GIJON, Spain (VN) — Alberto Contador ends his glorious and sometimes controversial racing career Saturday on Spain’s hardest climb.
The curtain officially comes down Sunday in Madrid for the final stage of the Vuelta a España, but it’s fitting that Contador’s last major mountain climb will be the summit finale on the Anglirú.
“Madness!” Contador said when asked what he expects Saturday. “It’s going to be complete madness, with the rain, the cold, and a short stage.”
Are those the ingredients for one final Contador raid? Some are daring to dream, including ex-pro Ivan Basso.
“Alberto can still win the Vuelta,” Basso said. “Anything can happen on a climb like the Anglirú. Alberto will not be holding anything back.”
As sure as the sun is to rise in the east, Contador will attack Saturday. With forecasters calling for rain, cold, and wind, it will be an infernal setting for Contador’s last charge.

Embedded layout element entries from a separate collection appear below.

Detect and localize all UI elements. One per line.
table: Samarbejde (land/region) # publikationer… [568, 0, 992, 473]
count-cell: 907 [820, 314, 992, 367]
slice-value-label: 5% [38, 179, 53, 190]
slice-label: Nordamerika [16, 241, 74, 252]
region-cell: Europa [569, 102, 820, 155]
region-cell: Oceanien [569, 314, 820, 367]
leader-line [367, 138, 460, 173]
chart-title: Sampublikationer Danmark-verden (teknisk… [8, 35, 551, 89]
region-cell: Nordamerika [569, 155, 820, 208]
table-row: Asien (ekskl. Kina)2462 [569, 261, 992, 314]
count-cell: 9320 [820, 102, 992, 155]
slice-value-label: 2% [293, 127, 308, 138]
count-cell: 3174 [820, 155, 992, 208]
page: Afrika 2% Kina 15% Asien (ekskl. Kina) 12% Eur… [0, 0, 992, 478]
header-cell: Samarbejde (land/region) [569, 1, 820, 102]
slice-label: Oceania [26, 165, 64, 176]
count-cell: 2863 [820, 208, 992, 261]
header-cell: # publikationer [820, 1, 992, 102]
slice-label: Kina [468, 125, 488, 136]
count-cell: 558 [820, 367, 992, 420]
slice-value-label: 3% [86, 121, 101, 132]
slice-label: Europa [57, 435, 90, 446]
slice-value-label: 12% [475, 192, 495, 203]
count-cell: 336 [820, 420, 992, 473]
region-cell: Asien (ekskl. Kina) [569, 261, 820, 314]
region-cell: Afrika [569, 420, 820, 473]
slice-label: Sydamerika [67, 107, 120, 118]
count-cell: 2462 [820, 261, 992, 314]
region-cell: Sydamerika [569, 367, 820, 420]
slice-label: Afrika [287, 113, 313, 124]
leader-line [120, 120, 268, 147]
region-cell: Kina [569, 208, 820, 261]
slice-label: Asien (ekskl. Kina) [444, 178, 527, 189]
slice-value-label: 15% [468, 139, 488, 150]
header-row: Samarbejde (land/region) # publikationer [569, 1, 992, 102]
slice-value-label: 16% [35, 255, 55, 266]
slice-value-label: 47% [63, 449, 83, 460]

On Friday’s lumpy run into Gijón, Contador provided a preview of what’s in store. In the day’s final climb with 15km to go, he bolted clear of the main GC group, quickly carving a one-minute wedge. Trek-Segafredo sent two riders up the road, and Contador’s personal mechanic had put an extra-large 55-tooth plate on the front. Nothing is as spontaneous as it seems.
What is authentic, and still very dangerous, is Contador’s endless attacking spirit in his final grand tour.
Race leader Chris Froome (Sky) won’t let down his guard against a Contador angling to go out with a bang.
“That was a big attack,” Froome said. “He took almost one minute very quickly to our group, and we were not going slowly. It was impressive, and I can imagine that we can expect the same tomorrow.”
Contador has been Froome’s bête noire at the Vuelta. Even when Froome wasn’t directly beaten by Contador, like in 2012 and 2014, the Spaniard played a huge factor in derailing a likely Froome victory last year.
“I think he will want to end tomorrow with absolutely no regrets,” Froome said. “And leave absolutely everything on the road.”
That’s certainly how Contador’s been racing so far this Vuelta.
He’s attacked just about every time the Vuelta has tipped upward. An early setback in Andorra spoiled his chances for outright victory, but it also served to set up the thrilling three-week-long “adios” that Spanish fans have been savoring.
With no direct pressure to defend a leader’s jersey, Contador has been liberated to attack whenever he feels like it. And so far, that’s been just about every stage.
Signs line the road and his named is painted across the pavement. Huge crowds line up outside the Trek-Segafredo bus every morning to catch a glimpse of the Spanish superstar.
For Contador, Saturday’s stage represents his final chance to paint a masterpiece.
“I’ve been taking this Vuelta differently. Without pressure, and I’ve really been enjoying it,” Contador said. “Now I am going to enjoy these final two days. And then I will move on to other things.”
Contador has spent a career being the disruptor, the agitator and the indefatigable fighter. Whether it was beating a brain aneurism, the controversial clenbuterol positive in 2010, or Lance Armstrong in the 2009 Tour de France, Contador never gives up.
Contador’s been discreetly saying his goodbyes to his friends and rivals in the peloton. In Thursday’s stage, everyone in the pack was teasing him, asking Contador, “When are you going to attack?”
“I had a nice chat with Froome,” Contador said Thursday. “I told him in [three] days’ time, I won’t be attacking him anymore.”
The Contador loyalists will be out en masse tomorrow. The narrow strip of asphalt that is the excuse of a road up the side of the Anglirú’s rocky slab summit will be lined with thousands of fans. Come rain or shine, Contador’s army won’t miss one last chance to cheer their hero.
Contador will not disappoint them. He will attack, just as he always does.